Si coglie un retrogusto di malinconia. La lunga storia che cominciò da noi nel 1848, con le prime vignette ispirate alla moda dei francesi, sembra come interrotta, senza un futuro, quasi smarrita nel vago. Moretti sorride e amaramente conferma: «Certo abbiamo ancora grandi vignettisti come Altan e ElleKappa, o caricaturisti di rango come Ardito e Bruna, ma la satira vera, feroce e spassosa, si è fermata già da tempo. L’ultima fiammata, tutto sommato, resta il Cuore di Michele Serra...».
Mostra un pezzo pregiatissimo: fine Settecento, libro del grande caricaturista Gillray, promotore di terribili campagne antinapoleoniche. Come per dire: altri tempi, tutta un’altra cosa. Non resta molto da aggiungere. La visita alla nobile casa delle geniali carognate, simbolicamente arroccata tra le antiche Mura di Bergamo, si chiude su questi puntini di sospensione. Brutto segno, quando persino la satira si scopre a vivere di rimpianti.

Aggrappáti a Dagospia
di Caterina Soffici
Dicevano gli antichi: castigat ridendo mores. Loro la satira la praticavano ad altissimo livello e ci hanno insegnato che non c’è niente di più efficace contro la retorica di una bella risata. Antidoto liberatorio anche contro il potere dei potenti veri e maggiormente contro quelli che si ritengono tali.
Negli anni Settanta si poteva ancora ridere di tutto, oggi si ride ben poco. La satira come genere politico e morale è morta e sepolta schiacciata sotto i seriosi schieramenti dello scontro di civiltà e del politicamente corretto. Gli islamici non si toccano, pena rivolte popolari e minacce di morte.

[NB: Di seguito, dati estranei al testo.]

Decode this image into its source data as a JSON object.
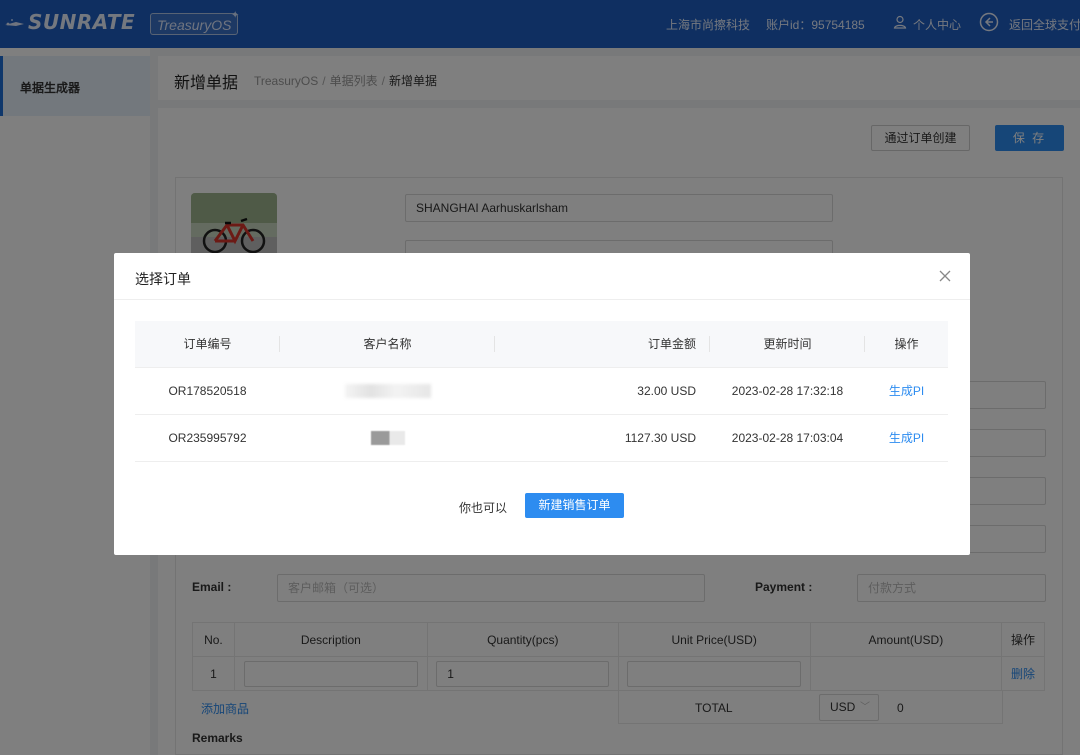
{
  "header": {
    "logo": "SUNRATE",
    "product_badge": "TreasuryOS",
    "company": "上海市尚擦科技",
    "account": "账户id：95754185",
    "personal_center": "个人中心",
    "back_label": "返回全球支付",
    "icons": {
      "logo": "logo-mark-icon",
      "user": "user-icon",
      "back": "back-arrow-icon"
    },
    "colors": {
      "bar": "#1f5fc2"
    }
  },
  "sidebar": {
    "items": [
      {
        "label": "单据生成器",
        "active": true
      }
    ]
  },
  "page": {
    "title": "新增单据",
    "breadcrumb": [
      "TreasuryOS",
      "单据列表",
      "新增单据"
    ]
  },
  "toolbar": {
    "create_from_order": "通过订单创建",
    "save": "保 存",
    "accent": "#2d8cf0"
  },
  "form": {
    "company_name_value": "SHANGHAI Aarhuskarlsham",
    "email_label": "Email :",
    "email_placeholder": "客户邮箱（可选）",
    "payment_label": "Payment :",
    "payment_placeholder": "付款方式"
  },
  "items": {
    "headers": [
      "No.",
      "Description",
      "Quantity(pcs)",
      "Unit Price(USD)",
      "Amount(USD)",
      "操作"
    ],
    "rows": [
      {
        "no": "1",
        "description": "",
        "quantity": "1",
        "unit_price": "",
        "amount": "",
        "action": "删除"
      }
    ],
    "add_label": "添加商品",
    "total_label": "TOTAL",
    "currency": "USD",
    "total_value": "0",
    "remarks_label": "Remarks"
  },
  "modal": {
    "title": "选择订单",
    "columns": [
      "订单编号",
      "客户名称",
      "订单金额",
      "更新时间",
      "操作"
    ],
    "rows": [
      {
        "order_no": "OR178520518",
        "amount": "32.00 USD",
        "updated": "2023-02-28 17:32:18",
        "action": "生成PI"
      },
      {
        "order_no": "OR235995792",
        "amount": "1127.30 USD",
        "updated": "2023-02-28 17:03:04",
        "action": "生成PI"
      }
    ],
    "alt_text": "你也可以",
    "new_order_button": "新建销售订单"
  }
}
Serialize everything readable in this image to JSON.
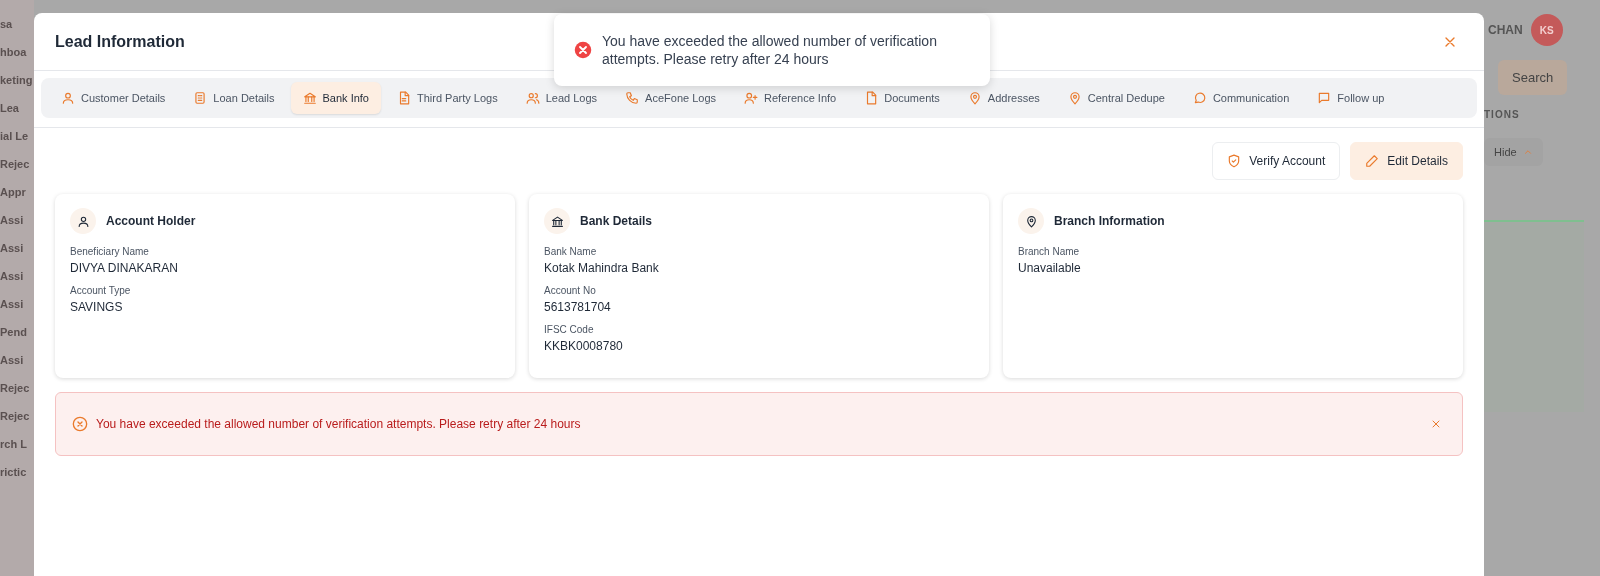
{
  "background": {
    "sidebar_items": [
      "sa",
      "hboa",
      "keting",
      "Lea",
      "ial Le",
      "Rejec",
      "Appr",
      "Assi",
      "Assi",
      "Assi",
      "Assi",
      "Pend",
      "Assi",
      "Rejec",
      "Rejec",
      "rch L",
      "rictic"
    ],
    "user_name": "CHAN",
    "avatar_initials": "KS",
    "search_button": "Search",
    "column_heading": "TIONS",
    "hide_button": "Hide"
  },
  "modal": {
    "title": "Lead Information",
    "tabs": [
      {
        "label": "Customer Details",
        "selected": false
      },
      {
        "label": "Loan Details",
        "selected": false
      },
      {
        "label": "Bank Info",
        "selected": true
      },
      {
        "label": "Third Party Logs",
        "selected": false
      },
      {
        "label": "Lead Logs",
        "selected": false
      },
      {
        "label": "AceFone Logs",
        "selected": false
      },
      {
        "label": "Reference Info",
        "selected": false
      },
      {
        "label": "Documents",
        "selected": false
      },
      {
        "label": "Addresses",
        "selected": false
      },
      {
        "label": "Central Dedupe",
        "selected": false
      },
      {
        "label": "Communication",
        "selected": false
      },
      {
        "label": "Follow up",
        "selected": false
      }
    ],
    "actions": [
      {
        "label": "Verify Account",
        "kind": "outline"
      },
      {
        "label": "Edit Details",
        "kind": "tinted"
      }
    ],
    "cards": [
      {
        "title": "Account Holder",
        "fields": [
          {
            "label": "Beneficiary Name",
            "value": "DIVYA DINAKARAN"
          },
          {
            "label": "Account Type",
            "value": "SAVINGS"
          }
        ]
      },
      {
        "title": "Bank Details",
        "fields": [
          {
            "label": "Bank Name",
            "value": "Kotak Mahindra Bank"
          },
          {
            "label": "Account No",
            "value": "5613781704"
          },
          {
            "label": "IFSC Code",
            "value": "KKBK0008780"
          }
        ]
      },
      {
        "title": "Branch Information",
        "fields": [
          {
            "label": "Branch Name",
            "value": "Unavailable"
          }
        ]
      }
    ],
    "alert": {
      "message": "You have exceeded the allowed number of verification attempts. Please retry after 24 hours"
    }
  },
  "toast": {
    "message": "You have exceeded the allowed number of verification attempts. Please retry after 24 hours"
  }
}
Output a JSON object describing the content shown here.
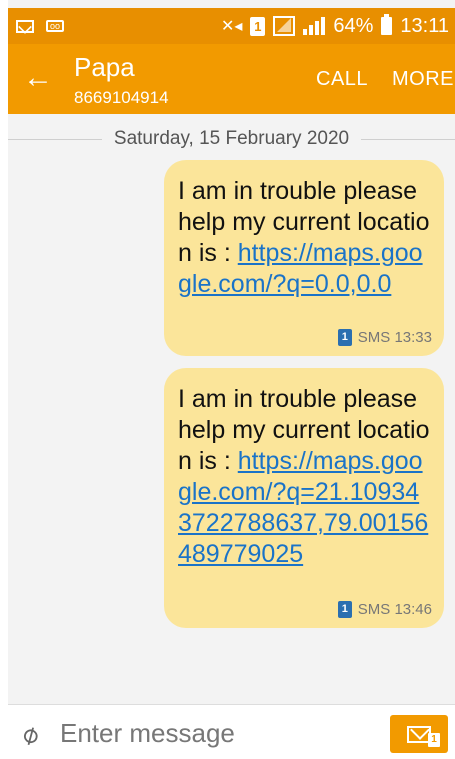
{
  "status_bar": {
    "battery": "64%",
    "time": "13:11",
    "sim_label": "1",
    "icons": [
      "mail-icon",
      "voicemail-icon",
      "mute-icon",
      "sim-icon",
      "signal-icon",
      "signal-bars-icon",
      "battery-icon"
    ]
  },
  "header": {
    "back_icon": "←",
    "contact_name": "Papa",
    "contact_number": "8669104914",
    "call_label": "CALL",
    "more_label": "MORE"
  },
  "conversation": {
    "date": "Saturday, 15 February 2020",
    "messages": [
      {
        "text": "I am in trouble please help my current location is : ",
        "link": "https://maps.google.com/?q=0.0,0.0",
        "sim": "1",
        "meta": "SMS 13:33"
      },
      {
        "text": "I am in trouble please help my current location is : ",
        "link": "https://maps.google.com/?q=21.109343722788637,79.00156489779025",
        "sim": "1",
        "meta": "SMS 13:46"
      }
    ]
  },
  "compose": {
    "placeholder": "Enter message",
    "send_sim": "1"
  },
  "colors": {
    "accent": "#f29a00",
    "bubble": "#fbe59a",
    "link": "#1a73c8"
  }
}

I monsignori, bersagli prediletti della vivacissima satira anticlericale ottocentesca e risorgimentale, sono intoccabili pena accuse di laicismo. Gli immigrati, le donne e tutte le minoranze sono ormai specie protette pena accuse di scorrettezza politica.
Allora domandiamoci: perché non c’è un solo giornale satirico oggi in edicola? Perché non si vedono giovani disegnatori o battutisti di rango all’orizzonte? Qualcuno dice che la satira si è spostata dai fogli stampati alla televisione. Ma non vorremo mica chiamare satira quella dei comici in tv? Dai fratelli Guzzanti passando per le imitazioni di Crozza fino al Bagaglino la televisione fa casomai umorismo, ma non certo satira, ormai confinata nelle vignette sulle prime pagine dei giornali. Poche e circoscritte aree di sollievo in un plumbeo conformismo, dove tutti più o meno procedono con il freno a mano tirato.
Se la satira non si è spostata in televisione, dove è andata? Azzardiamo qui un’ipotesi spericolata: ha migrato su Internet nelle varie rubriche Cafonal e Stracafonal di Dagospia. Lì si castigano i mores e anche i tempora. Forse i personaggi messi lì alla berlina fanno più piangere che ridere. Ma questo è un altro problema.